Of course, like BEVs and chargers, infrastructure will be key to any FCEV success. After all, there’s no point in selling someone a hydrogen-powered car if there’s nowhere for them to fill up with hydrogen. Europe “will require the deployment of a hydrogen refurbing station every 200 kilometers along the trans-European transport network, corresponding to more than 400 stations by 2030,” Rath said, pointing to similar programs in Japan, South Korea, and China.

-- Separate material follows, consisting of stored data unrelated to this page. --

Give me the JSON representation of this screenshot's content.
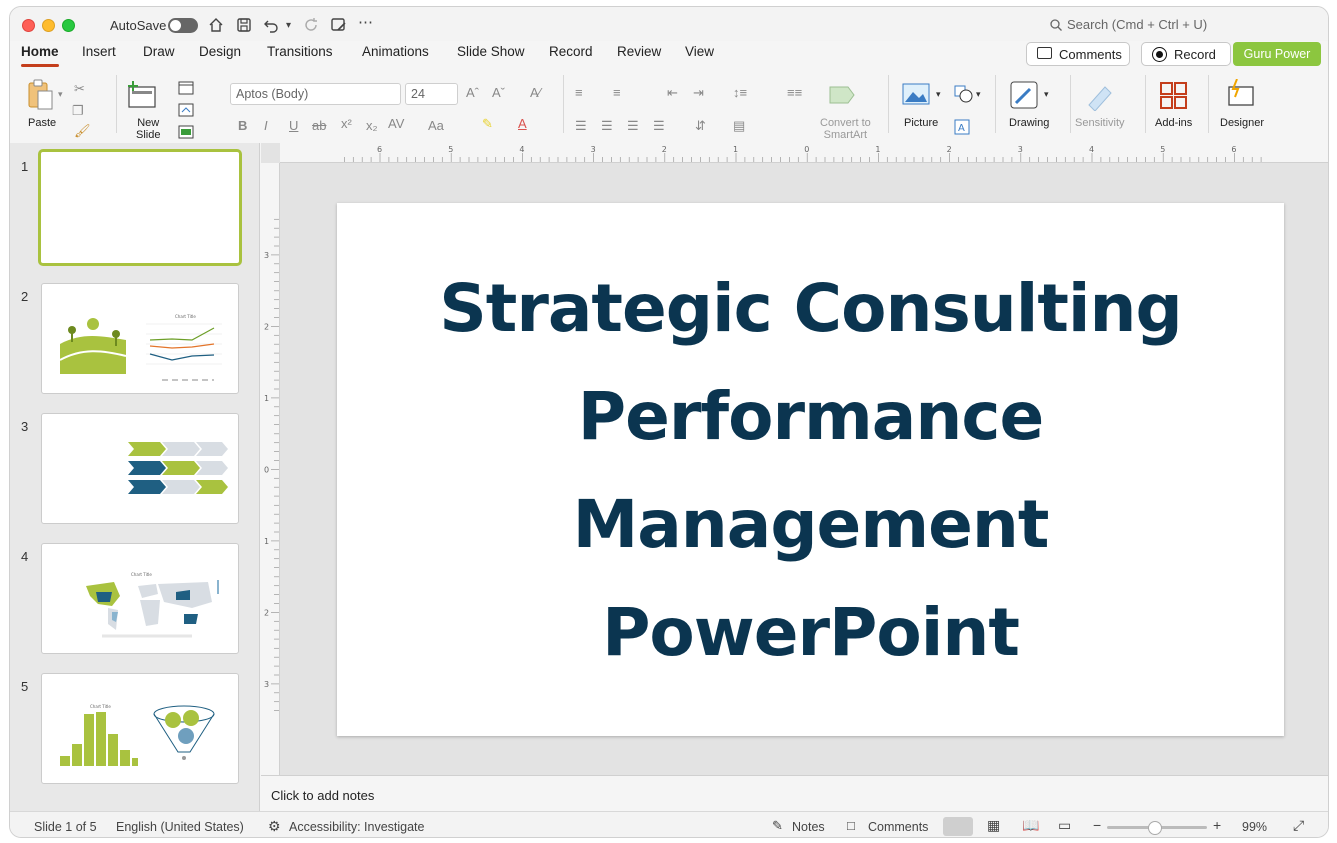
{
  "titlebar": {
    "autosave_label": "AutoSave",
    "search_placeholder": "Search (Cmd + Ctrl + U)"
  },
  "tabs": [
    "Home",
    "Insert",
    "Draw",
    "Design",
    "Transitions",
    "Animations",
    "Slide Show",
    "Record",
    "Review",
    "View"
  ],
  "active_tab": "Home",
  "header_buttons": {
    "comments": "Comments",
    "record": "Record",
    "guru": "Guru Power"
  },
  "ribbon": {
    "paste": "Paste",
    "new_slide": "New\nSlide",
    "font_name": "Aptos (Body)",
    "font_size": "24",
    "convert_smartart": "Convert to\nSmartArt",
    "picture": "Picture",
    "drawing": "Drawing",
    "sensitivity": "Sensitivity",
    "addins": "Add-ins",
    "designer": "Designer"
  },
  "ruler_top": [
    "6",
    "5",
    "4",
    "3",
    "2",
    "1",
    "0",
    "1",
    "2",
    "3",
    "4",
    "5",
    "6"
  ],
  "ruler_left": [
    "3",
    "2",
    "1",
    "0",
    "1",
    "2",
    "3"
  ],
  "slides": [
    {
      "number": "1"
    },
    {
      "number": "2"
    },
    {
      "number": "3"
    },
    {
      "number": "4"
    },
    {
      "number": "5"
    }
  ],
  "thumb_chart_title": "Chart Title",
  "slide": {
    "title_line1": "Strategic Consulting",
    "title_line2": "Performance",
    "title_line3": "Management",
    "title_line4": "PowerPoint"
  },
  "notes_placeholder": "Click to add notes",
  "status": {
    "slide_info": "Slide 1 of 5",
    "language": "English (United States)",
    "accessibility": "Accessibility: Investigate",
    "notes": "Notes",
    "comments": "Comments",
    "zoom": "99%"
  },
  "colors": {
    "accent_green": "#8cc63f",
    "title_navy": "#0b3550",
    "tab_underline": "#c43e1c",
    "thumb_blue": "#1f5f82"
  }
}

With series production of any FCEV still four years away, it’s too soon for BMW to get specific about which models will get a hydrogen version, or where. “First, we have a really close look on how the region develops toward hydrogen infrastructure. And also, what is the market demand? What its customers need in each region,” Rath said. But we can expect hydrogen versions of existing models rather than anything entirely new just for the FCEV powertrain.
Here in the US, the Department of Energy has billions of dollars in funding for green hydrogen, including a series of regional green hydrogen production hubs. But at the same time, California, the one state in the country that had any kind of existing retail hydrogen infrastructure, is seeing most of those retail stations close.
Consequently, it seems unlikely that BMW will bring these future FCEVs to North America, at least not as part of the initial 2028 rollout, absent a reversal of that trend.